From the desk of our CEO Kris Mastrangelo:
CMS Concurs with OIG Recommendations for Monitoring
SNF Part B Outpatient Billing
Outpatient therapy is designed to improve, restore, and/or compensate for loss of functioning following illness or injury. Medicare expenditures for outpatient therapy increased 133 percent between 2000 and 2009, from $2.1 billion to $4.9 billion, while the number of Medicare beneficiaries receiving outpatient therapy increased only 26 percent, from 3.6 million to 4.5 million.
Medicare limits (i.e., caps) its annual per-beneficiary outpatient therapy expenditures. Providers may exceed a beneficiary's cap if the services are medically necessary and are supported by medical record documentation. If services are expected to exceed an annual cap, providers must indicate this when submitting the claim to Medicare.
During the OIG investigation into outpatient SNF billing, 20 counties were identified that had in 2009 (1) the highest average Medicare payment per beneficiary and (2) more than $1 million in total Medicare payments for outpatient therapy (i.e., high-utilization counties). The OIG then determined the extent to which levels of outpatient therapy billing characteristics in the 20 high-utilization counties differed from national levels.
These included the following six questionable billing characteristics that may indicate fraud:
1. Services for which providers indicated that an annual cap would be exceeded
2. Beneficiaries whose providers indicated that an annual therapy cap would be exceeded on the beneficiaries' first date of service
3. Payments for beneficiaries who received outpatient therapy from multiple providers
4. Payments for therapy services provided throughout the year,
5. Payments for services that exceeded an annual cap,
6. Providers who were paid for more than 8 hours of outpatient therapy provided in a single day.
The OIG did not assess the medical necessity of outpatient therapy services.
There were four major recommendations resulting from this investigation:
1. Target outpatient therapy claims in high-utilization areas for further review.
2. Target outpatient therapy claims with questionable billing characteristics for further review.
3. Review geographic areas and providers with questionable billing and take appropriate action based on results.
4. Revise the current therapy cap exception process.
CMS concurred with all four recommendations and is engaged in data analysis of outpatient therapy services.

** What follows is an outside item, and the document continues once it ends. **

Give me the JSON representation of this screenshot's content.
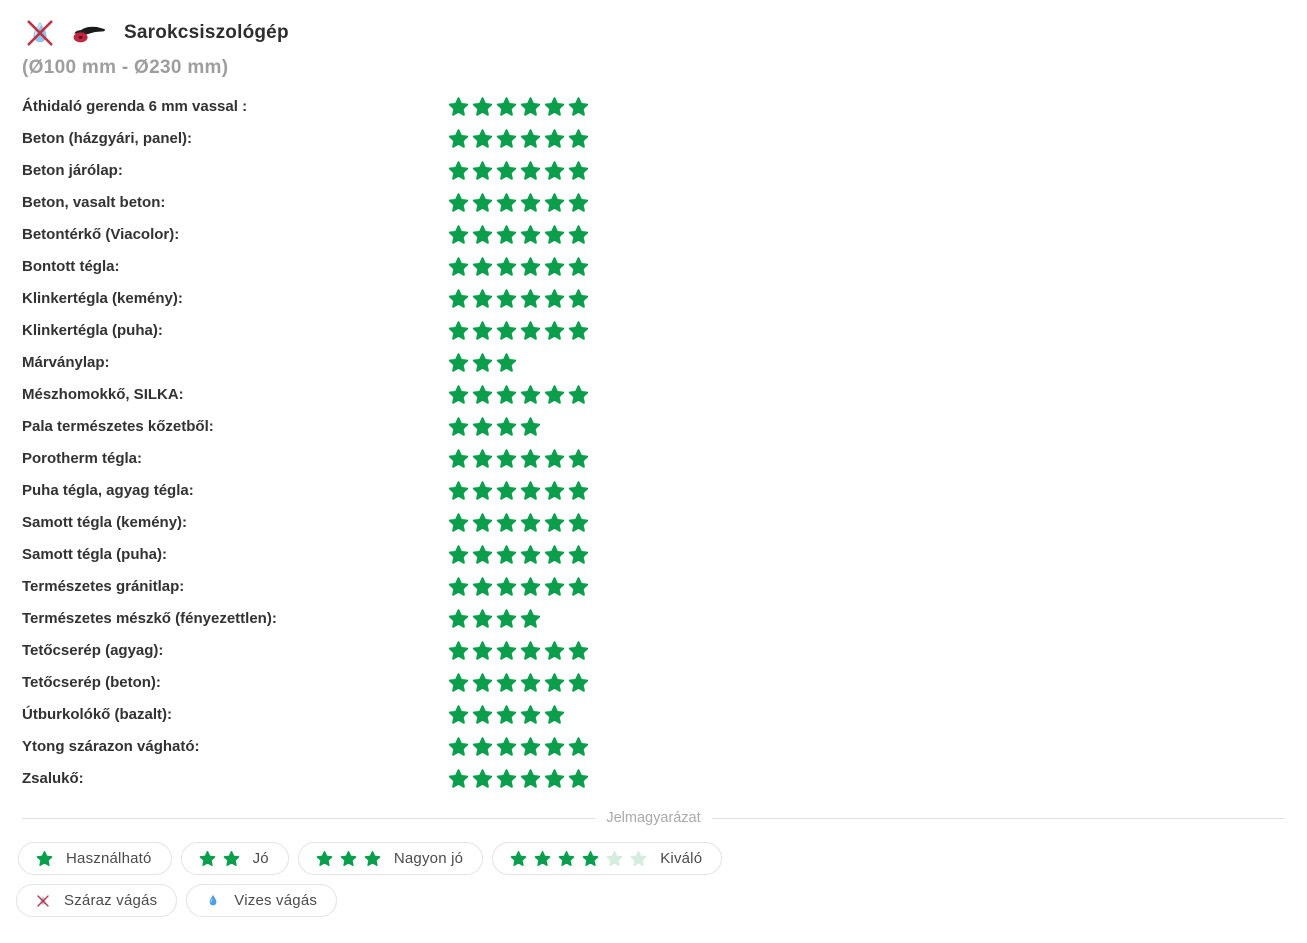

For example, CMS is monitoring specific geographic areas and has already identified claim characteristics and utilization patterns that may detect and deter fraud and abuse in certain designated high-risk areas. CMS's analyses have already resulted in investigations and referrals to law enforcement.
CMS also stated that in identified geographic areas with high or increasing outpatient therapy utilization, it takes corrective actions, such as onsite reviews, prepayment edits, and postpayment reviews.
For the long term, CMS is developing a therapy-related data collection instrument that includes measurement items relevant to payment.